Crowd chants and Tendulkar's last hurrah

Anand Vasu presents the Plays of the day from the final ODI between India and Australia



A dislodged leg bail was enough for Brett Lee to dismiss Sachin Tendulkar © AFP
Please, please behave
Before the first ball was bowled, once the toss was done and play was about to begin, the PA system was given its first run. Professor Ratnakar Shetty, the chief administrative officer of the BCCI and treasurer of the Mumbai Cricket Association, was put to the multi-lingual test. First in English, then Marathi and finally in Hindi, he exhorted the crowd to not "indulge in racist or abusive" behaviour towards the players. It temporarily silenced the chants of "Aussies suck", a disturbing slogan that Mumbai has adopted, but soon enough the 35,000-plus crowd was at it again. And worse.
Magic ball
It was anything but. If anything, it was the worst ball of Murali Kartik's spell of 10-3-27-6. Short, wide, outside the off, and Andrew Symonds could have hit it pretty much anywhere he wanted. All through this series he has been sending perfectly good balls into the stands. This time he picked a long-hop, and hit it straight to Sachin Tendulkar at cover, topping off his sumptuous 107 not out in Nagpur with a first-ball duck to end the series, in Mumbai. Earlier, at a press conference, Kartik had suggested "locking Symonds up" in a room far from the ground as a way of stopping him. Apparently the long-hop works as well.
Going, going, gone
In the 39th over, after Mitchell Johnson had attempted, twice in succession, to heave Harbhajan Singh over midwicket and made contact with nothing but air, Harbhajan waited at the end of his follow-through and put his hand to his forehead, peering exaggeratedly towards midwicket.
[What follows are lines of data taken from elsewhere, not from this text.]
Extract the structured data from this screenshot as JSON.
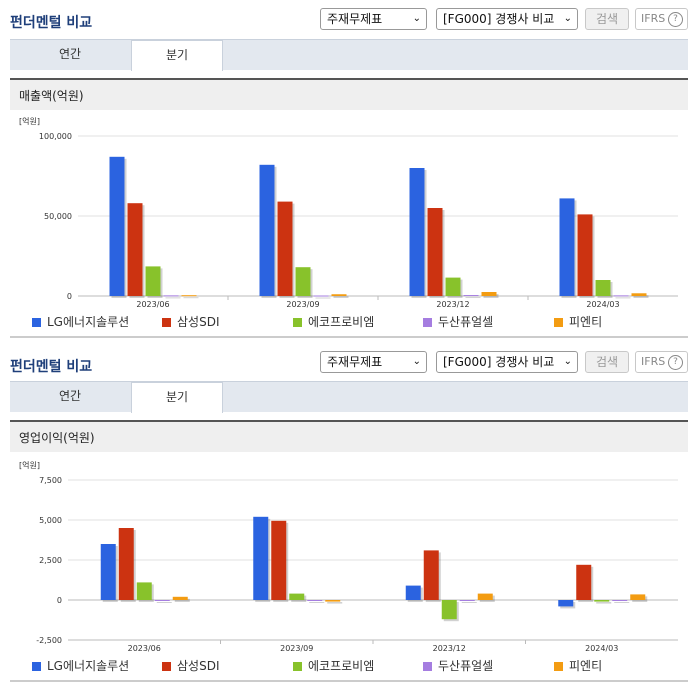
{
  "panels": [
    {
      "title": "펀더멘털 비교",
      "select1": "주재무제표",
      "select2": "[FG000] 경쟁사 비교",
      "search": "검색",
      "ifrs": "IFRS",
      "tabs": [
        "연간",
        "분기"
      ],
      "active_tab": 1,
      "section": "매출액(억원)"
    },
    {
      "title": "펀더멘털 비교",
      "select1": "주재무제표",
      "select2": "[FG000] 경쟁사 비교",
      "search": "검색",
      "ifrs": "IFRS",
      "tabs": [
        "연간",
        "분기"
      ],
      "active_tab": 1,
      "section": "영업이익(억원)"
    }
  ],
  "chart_data": [
    {
      "type": "bar",
      "ylabel": "[억원]",
      "categories": [
        "2023/06",
        "2023/09",
        "2023/12",
        "2024/03"
      ],
      "ylim": [
        0,
        100000
      ],
      "yticks": [
        0,
        50000,
        100000
      ],
      "ytick_labels": [
        "0",
        "50,000",
        "100,000"
      ],
      "grid": true,
      "series": [
        {
          "name": "LG에너지솔루션",
          "color": "#2b63e0",
          "values": [
            87000,
            82000,
            80000,
            61000
          ]
        },
        {
          "name": "삼성SDI",
          "color": "#cc3311",
          "values": [
            58000,
            59000,
            55000,
            51000
          ]
        },
        {
          "name": "에코프로비엠",
          "color": "#88c22b",
          "values": [
            18500,
            18000,
            11500,
            10000
          ]
        },
        {
          "name": "두산퓨얼셀",
          "color": "#a57de0",
          "values": [
            400,
            300,
            600,
            400
          ]
        },
        {
          "name": "피엔티",
          "color": "#f39c12",
          "values": [
            500,
            1100,
            2500,
            1700
          ]
        }
      ]
    },
    {
      "type": "bar",
      "ylabel": "[억원]",
      "categories": [
        "2023/06",
        "2023/09",
        "2023/12",
        "2024/03"
      ],
      "ylim": [
        -2500,
        7500
      ],
      "yticks": [
        -2500,
        0,
        2500,
        5000,
        7500
      ],
      "ytick_labels": [
        "-2,500",
        "0",
        "2,500",
        "5,000",
        "7,500"
      ],
      "grid": true,
      "series": [
        {
          "name": "LG에너지솔루션",
          "color": "#2b63e0",
          "values": [
            3500,
            5200,
            900,
            -400
          ]
        },
        {
          "name": "삼성SDI",
          "color": "#cc3311",
          "values": [
            4500,
            4950,
            3100,
            2200
          ]
        },
        {
          "name": "에코프로비엠",
          "color": "#88c22b",
          "values": [
            1100,
            400,
            -1200,
            -100
          ]
        },
        {
          "name": "두산퓨얼셀",
          "color": "#a57de0",
          "values": [
            0,
            0,
            0,
            0
          ]
        },
        {
          "name": "피엔티",
          "color": "#f39c12",
          "values": [
            200,
            -100,
            400,
            350
          ]
        }
      ]
    }
  ]
}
He was pretending to look for the ball in the stands despite it having rushed through to the keeper. Off Harbhajan's next over, Johnson replied in kind, first clattering a straight six, hitting with the turn and over long-off, and then dispatching one through midwicket. Harbhajan wasn't standing around to look in this case.
Last hurrah
Tendulkar is always received with reverence here at the Wankhede Stadium - although even he cops a fair share of abuse from the infamous North Stand - but today was special in many ways. Not only was it likely to be Tendulkar's last international at the ground - it's set to be refurbished and will only be used for an international next in 2011 for the final of the World Cup - but it was exactly twenty years ago to the day when Tendulkar did duty here as a ball boy, returning the ball to the players from the ropes in an India-Zimbabwe match. Only 26,863 international runs have flowed from his bat since. Not bad, for a ball boy.
Top of leg
Just like you don't have to hit the ball out of the stadium for six runs, a loft over the boundary will do, you don't need to send the middle stump cartwheeling to dislodge a batsman. In fact, there's real beauty in the delivery that pitches in just the right spot to defeat the stroke - and in this case Tendulkar was attempting to coax a Brett Lee inswinger through cover - and take the bail. The inside edge sent the ball clinically into leg bail, and Tendulkar's last innings at the Wankhede Stadium yielded only 21 runs.